La psicosi consumista odierna è in realtà una giustificazione alle proprie malefatte perseguendo interessi personali: i cacciatori che dicono di amare la natura utilizzando lo sport come mezzo di distruzione, i vivisettori che squartano cavie da laboratorio per ricercare una propria scoperta illuminante, gli etologi che studiano il comportamento Animale per rifletterlo su se stessi…ecc.ecc.ecc.
Anna, io problematizzerei la questione in questo modo: “è possibile che la soluzione di un problema si possa cercare nella stessa mentalità che ha creato questo tipo di problema?”. Contestualizzando: è possibile diffondere l’antispecismo appellandoci all’individualismo e all’antropocentrismo delle persone, che poi sono le cause dell’antispecismo? Pare ci siano due scuole di pensiero: quelli che come me pensano che non sia possibile e quelli che come te pensano che “tutto fa brodo”, quindi ben venga che ci siano persone che sono vegane perché giova alla loro salute, forse un giorno diventeranno anche antispeciste.
Io penso che la strategia delle motivazioni indirette sia efficace a breve termine, forse, ma che crei un “gigante dai piedi di argilla” e che quindi a lungo termine non sia affatto utile alla causa della liberazione animale. In realtà, utilizzare le motivazioni indirette sposta l’attenzione dall’Animale, oppresso da un sistema specista, all’umano e a tutto ciò che ruota attorno all’uomo (la sua alimentazione, la sua salute e così via).
Con ordine comunque rispondo ai tuoi punti.
1. Il tuo primo punto (sintetizzato) sostiene che sia più efficace “adescare” l’onnivoro con motivazioni speciste. Io penso che questo modo di fare sia ciò che ha trasformato un dibattito rivoluzionario come quello del veganismo ad una questione da salotto televisivo di ultima classe. Come dicevo prima, non siamo più la voce di Animali che vengono perseguitati ogni giorno, ma i vegani ora sono rappresentanti di corpi umani in salute, con la pelle liscia e il colesterolo basso, Io penso che questo atteggiamento abbia spostato il dibattito da “è giusto torturare Animali?” a “mangiare carne fa bene?”

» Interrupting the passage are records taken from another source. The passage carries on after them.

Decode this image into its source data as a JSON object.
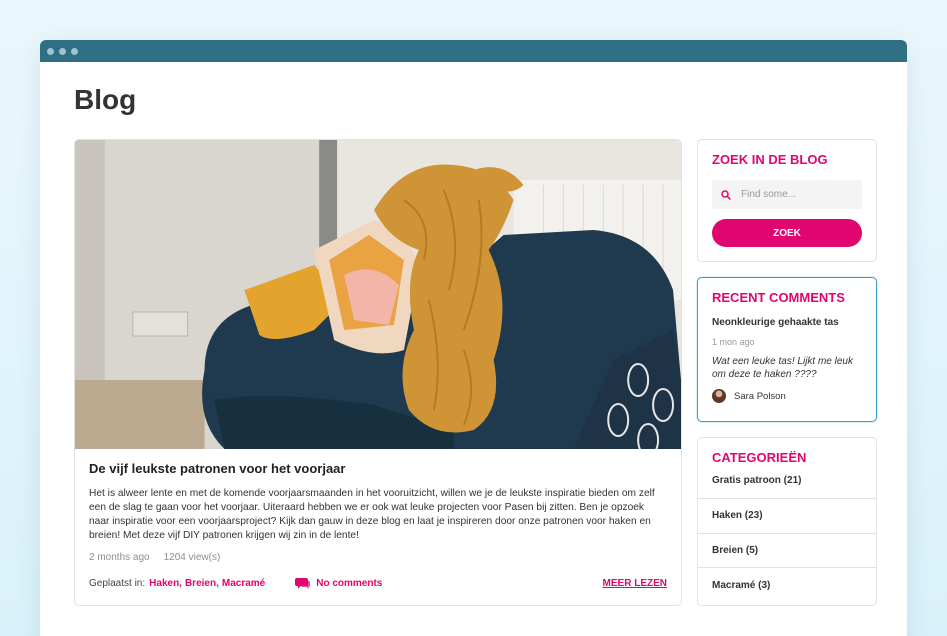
{
  "page": {
    "title": "Blog"
  },
  "post": {
    "title": "De vijf leukste patronen voor het voorjaar",
    "excerpt": "Het is alweer lente en met de komende voorjaarsmaanden in het vooruitzicht, willen we je de leukste inspiratie bieden om zelf een de slag te gaan voor het voorjaar. Uiteraard hebben we er ook wat leuke projecten voor Pasen bij zitten. Ben je opzoek naar inspiratie voor een voorjaarsproject? Kijk dan gauw in deze blog en laat je inspireren door onze patronen voor haken en breien! Met deze vijf DIY patronen krijgen wij zin in de lente!",
    "time": "2 months ago",
    "views": "1204 view(s)",
    "posted_in_label": "Geplaatst in:",
    "categories": [
      "Haken",
      "Breien",
      "Macramé"
    ],
    "comments_label": "No comments",
    "read_more": "MEER LEZEN"
  },
  "search": {
    "title": "ZOEK IN DE BLOG",
    "placeholder": "Find some...",
    "button": "ZOEK"
  },
  "recent_comments": {
    "title": "RECENT COMMENTS",
    "post_title": "Neonkleurige gehaakte tas",
    "time": "1 mon ago",
    "text": "Wat een leuke tas! Lijkt me leuk om deze te haken ????",
    "author": "Sara Polson"
  },
  "categories_widget": {
    "title": "CATEGORIEËN",
    "items": [
      "Gratis patroon (21)",
      "Haken (23)",
      "Breien (5)",
      "Macramé (3)"
    ]
  },
  "colors": {
    "accent": "#e0056f",
    "titlebar": "#2e6f84",
    "highlight_border": "#3a9bd0"
  },
  "icons": [
    "search-icon",
    "comment-bubble-icon"
  ]
}
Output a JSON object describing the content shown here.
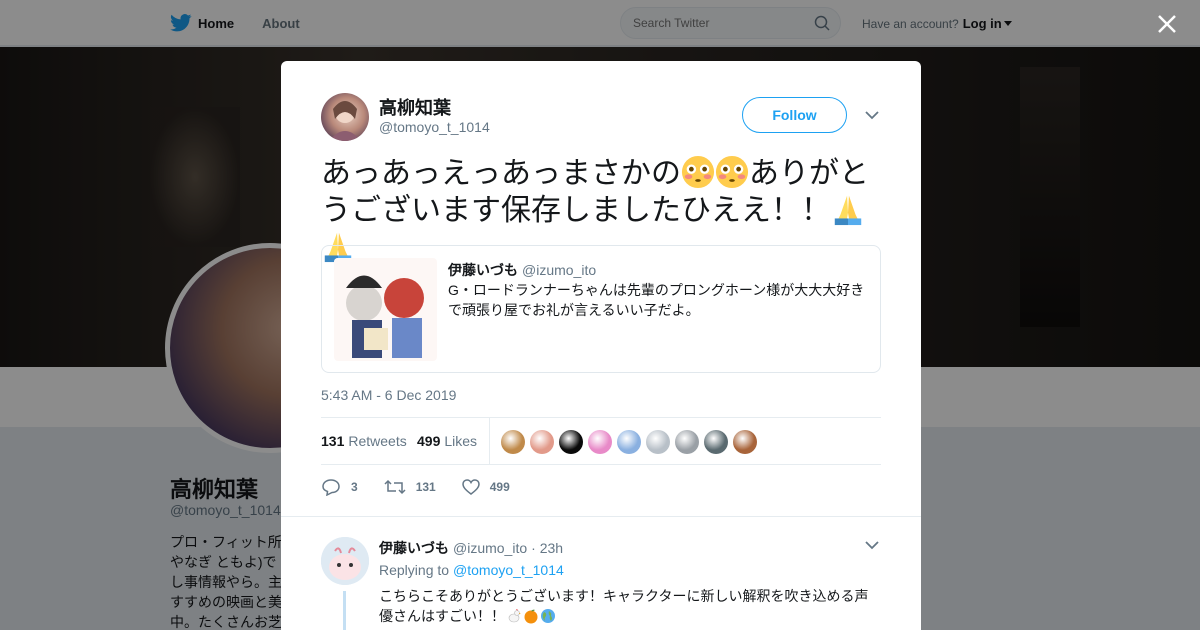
{
  "nav": {
    "home_label": "Home",
    "about_label": "About",
    "search_placeholder": "Search Twitter",
    "account_prompt": "Have an account?",
    "login_label": "Log in"
  },
  "background_profile": {
    "name": "高柳知葉",
    "handle": "@tomoyo_t_1014",
    "bio_lines": [
      "プロ・フィット所",
      "やなぎ ともよ)で",
      "し事情報やら。主",
      "すすめの映画と美",
      "中。たくさんお芝"
    ]
  },
  "tweet": {
    "author_name": "高柳知葉",
    "author_handle": "@tomoyo_t_1014",
    "follow_label": "Follow",
    "text_part1": "あっあっえっあっまさかの",
    "text_part2": "ありがとうございます保存しましたひええ！！",
    "quote": {
      "name": "伊藤いづも",
      "handle": "@izumo_ito",
      "text": "G・ロードランナーちゃんは先輩のプロングホーン様が大大大好きで頑張り屋でお礼が言えるいい子だよ。"
    },
    "timestamp": "5:43 AM - 6 Dec 2019",
    "retweets_count": "131",
    "retweets_label": "Retweets",
    "likes_count": "499",
    "likes_label": "Likes",
    "actions": {
      "replies": "3",
      "retweets": "131",
      "likes": "499"
    }
  },
  "reply": {
    "name": "伊藤いづも",
    "handle": "@izumo_ito",
    "time": "· 23h",
    "replying_prefix": "Replying to",
    "replying_to": "@tomoyo_t_1014",
    "text": "こちらこそありがとうございます！キャラクターに新しい解釈を吹き込める声優さんはすごい！！"
  },
  "colors": {
    "accent": "#1da1f2",
    "text": "#14171a",
    "muted": "#657786"
  },
  "liker_colors": [
    "#c08a4a",
    "#e29a8a",
    "#0a0a0a",
    "#e88ac8",
    "#8ab0e0",
    "#b8c0c8",
    "#9aa0a6",
    "#5a6a70",
    "#a8643a"
  ]
}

Tu sostieni che sia poi frequente il passaggio da salutista ad antispecista. Sono sicura che esistano esemplari da te conosciuti che si sono illuminati e abbiano compreso la componente antispecista del veganismo, ritengo anche però che sia più probabile fermarsi prima, e che quindi si veda esclusivamente il risvolto salutistico di quello che doveva essere un messaggio di cambiamento radicale.
2. Il tuo secondo punto sostiene che l’ecologia antropocentrica non esista. Roberto, citando Greenpeace, ha esemplificato quella che nel mio articolo chiamo “ecologia antropocentrica” o “ecologia superficiale”. L’ecologia superficiale è definita in contrapposizione alla “deep ecology” o “ecologia profonda” di Arne Naess, il quale sosteneva appunto (sintetizzando) che l’ecologia dovesse abbandonare i suoi tratti antropocentrici.
Nell’esempio di Roberto, i pesci vengono visti nella loro funzione utilitaristica di giovare all’essere umano. Questo è esattamente ciò che io chiamo “ecologia antropocentrica”. Nel mio articolo, l’esempio più evidente di ecologia antropocentrica credo fosse la possibilità di creare energie rinnovabili dalle mucche.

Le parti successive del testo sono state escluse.